Protein 'protects' cancer cells
The team began by taking data from an American study looking at thousands of breast cancers.
They then picked those hormone-driven cancers with the worst chance of survival and looked at how they were different from cancers with better outcomes.
"By analysing this sub-group, we discovered these aggressive cancers have extra copies of a particular oncogene, (cancer causing gene). The cancer cells use this multiplied gene to make a cancer-driving protein (AAMDC) at higher than normal levels."
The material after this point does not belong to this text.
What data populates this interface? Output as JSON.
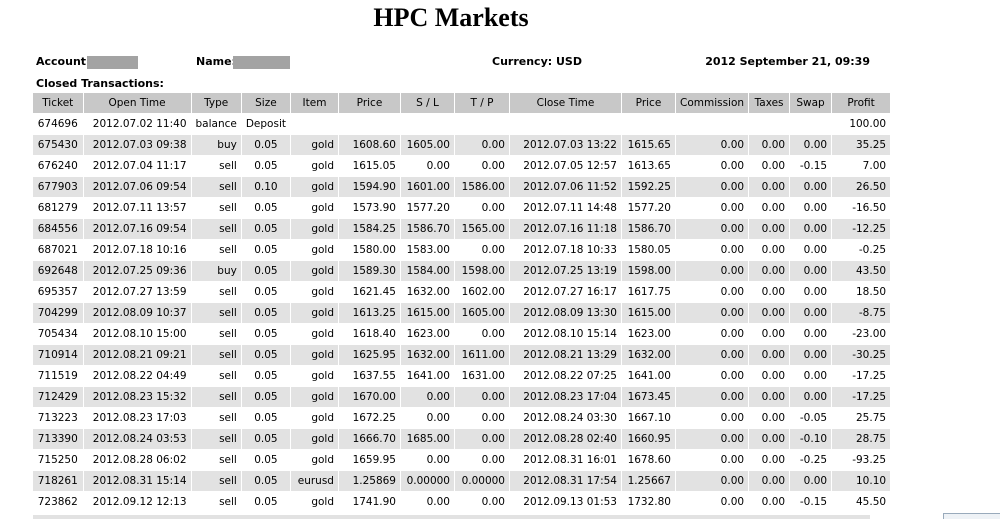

"This copying or amplification of the gene that makes the AAMDC cancer driving protein is found on a particular chromosome - chromosome 11 - in about 10 per cent of all breast cancers. It is also present in other cancers, such as ovarian, prostate and lung cancers.
"Importantly we can now find these cancers by looking for high levels of AAMDC in the tumour cells."
Associate Prof Blancafort said the AAMDC protein is unique, in that it has a different shape and structure to all other proteins so far discovered in the human body.
"In fact, the shape or folding of the new protein most closely resembles a protein found in bacteria, rather than in human cells. Its unique shape suggests that the protein does a different job in normal human cells than all other proteins found so far."
She said what is also unusual is that the protein promotes the growth of cancer, but not it is not under the control of estrogen and progesterone, the hormones in breast tissue which are typically the major controllers of cell growth.
"As a result this cancer protein can protect the tumour cells against anti-cancer hormone treatments, preventing the cancers from being cured.
"We discovered that the AAMDC protein can reprogram breast cancer cell metabolism, making the cells more adaptable when food and energy supplies are low. It can also activate new growth pathways in the cell which allow increasing growth and division when estrogen is removed or even when cancer cells are placed in presence of anti-estrogens.
"Usually starving hormone receptive breast cancers of estrogen causes them to shrink, but in this sub-group starving them of estrogen triggers a signal that causes the tumour to grow.
"In other words, AAMDC can protect cancer cells from dying and maintain their growth when the tumour is placed in conditions where scarcity of nutrients or starvation of estrogen growth signals would kill most hormone sensitive cancers.
"Therefore, we believe the cancer promoting function of AAMDC is to act as a 'survival kit', allowing tumours to adapt to these conditions supporting the growth and multiplication of breast cancer cells in conditions of metabolic stress."
She said by using new drugs, which block the pathways AAMDC switches on to allow cancer cell survival, doctors may be able to both kill these cancer cells directly as well as restore their sensitivity to usual hormone treatments.
"Hopefully this will dramatically improve the poor outcomes these patients currently suffer. This is the significant discovery."
The research was published in Nature Communications.